Consider the following:
Bobby: I ate a ham sandwich for dinner last night. Here is a picture of me eating a ham sandwich. Prove me wrong.
Pete: I don't have to prove you wrong at all.
*Pete walks away.*
This is a completely valid response. Completely. The burden is not then on Pete to prove that Bobby did not eat a ham sandwich for dinner. Pete does not have to rebut Bobby's evidence.
Bobby had the positive claim. The burden of proof is still on Bobby, even if Pete walks away. Pete is completely clean of the matter.
Not if Pete is trying to tell others that I didn’t eat the sandwich.
If Pete just walked away, I could live with his “completely valid response” to not believe me. Heck, I wouldn’t even feel compelled to provide proof or demand he prove me wrong if he didn’t believe me. I don’t care.
But that’s not the analogy.
I ate a sandwich.
Pete doesn’t believe me. Fine.
But Pete’s not walking away. Pete’s calling me a liar.
So I show Pete the photo of me eating.
He says I faked it.
I’m still okay with that, as long as he keeps it to himself.
But he’s not. He’s telling anyone who will listen that I’m a liar.
And a faker.
Those are positive claims. (Positive in the sense of claims, not qualitative.)

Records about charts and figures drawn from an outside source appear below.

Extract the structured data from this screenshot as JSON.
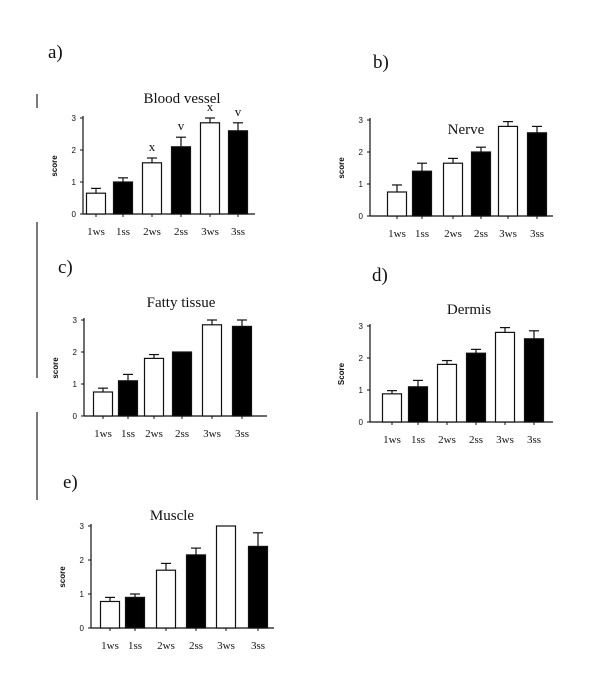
{
  "chart_data": [
    {
      "type": "bar",
      "panel": "a)",
      "title": "Blood vessel",
      "ylabel": "score",
      "ylim": [
        0,
        3
      ],
      "yticks": [
        "0",
        "1",
        "2",
        "3"
      ],
      "categories": [
        "1ws",
        "1ss",
        "2ws",
        "2ss",
        "3ws",
        "3ss"
      ],
      "values": [
        0.65,
        1.0,
        1.6,
        2.1,
        2.85,
        2.6
      ],
      "errors": [
        0.15,
        0.13,
        0.15,
        0.3,
        0.15,
        0.25
      ],
      "fill": [
        "white",
        "black",
        "white",
        "black",
        "white",
        "black"
      ],
      "annotations": [
        "",
        "",
        "x",
        "v",
        "x",
        "v"
      ]
    },
    {
      "type": "bar",
      "panel": "b)",
      "title": "Nerve",
      "ylabel": "score",
      "ylim": [
        0,
        3
      ],
      "yticks": [
        "0",
        "1",
        "2",
        "3"
      ],
      "categories": [
        "1ws",
        "1ss",
        "2ws",
        "2ss",
        "3ws",
        "3ss"
      ],
      "values": [
        0.75,
        1.4,
        1.65,
        2.0,
        2.8,
        2.6
      ],
      "errors": [
        0.22,
        0.25,
        0.15,
        0.15,
        0.15,
        0.2
      ],
      "fill": [
        "white",
        "black",
        "white",
        "black",
        "white",
        "black"
      ]
    },
    {
      "type": "bar",
      "panel": "c)",
      "title": "Fatty tissue",
      "ylabel": "score",
      "ylim": [
        0,
        3
      ],
      "yticks": [
        "0",
        "1",
        "2",
        "3"
      ],
      "categories": [
        "1ws",
        "1ss",
        "2ws",
        "2ss",
        "3ws",
        "3ss"
      ],
      "values": [
        0.75,
        1.1,
        1.8,
        2.0,
        2.85,
        2.8
      ],
      "errors": [
        0.12,
        0.2,
        0.12,
        0.0,
        0.15,
        0.2
      ],
      "fill": [
        "white",
        "black",
        "white",
        "black",
        "white",
        "black"
      ]
    },
    {
      "type": "bar",
      "panel": "d)",
      "title": "Dermis",
      "ylabel": "Score",
      "ylim": [
        0,
        3
      ],
      "yticks": [
        "0",
        "1",
        "2",
        "3"
      ],
      "categories": [
        "1ws",
        "1ss",
        "2ws",
        "2ss",
        "3ws",
        "3ss"
      ],
      "values": [
        0.88,
        1.1,
        1.8,
        2.15,
        2.8,
        2.6
      ],
      "errors": [
        0.1,
        0.2,
        0.12,
        0.12,
        0.15,
        0.25
      ],
      "fill": [
        "white",
        "black",
        "white",
        "black",
        "white",
        "black"
      ]
    },
    {
      "type": "bar",
      "panel": "e)",
      "title": "Muscle",
      "ylabel": "score",
      "ylim": [
        0,
        3
      ],
      "yticks": [
        "0",
        "1",
        "2",
        "3"
      ],
      "categories": [
        "1ws",
        "1ss",
        "2ws",
        "2ss",
        "3ws",
        "3ss"
      ],
      "values": [
        0.78,
        0.9,
        1.7,
        2.15,
        3.0,
        2.4
      ],
      "errors": [
        0.12,
        0.1,
        0.2,
        0.2,
        0.0,
        0.4
      ],
      "fill": [
        "white",
        "black",
        "white",
        "black",
        "white",
        "black"
      ]
    }
  ],
  "colors": {
    "white_bar": "#ffffff",
    "black_bar": "#000000",
    "axis": "#111111"
  }
}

I showed Pete the evidence, and if he intends on claiming the evidence is invalid, he is not inoculated from backing up that charge with but a handwave.
You’re free to be unconvinced for any whimsical reason whatsoever. But you can’t campaign in refutation without defending your refutation and then hide behind “burden of proof”. Calling evidence fake is a claim that demands proof, as much as the claim does for which the evidence is presented.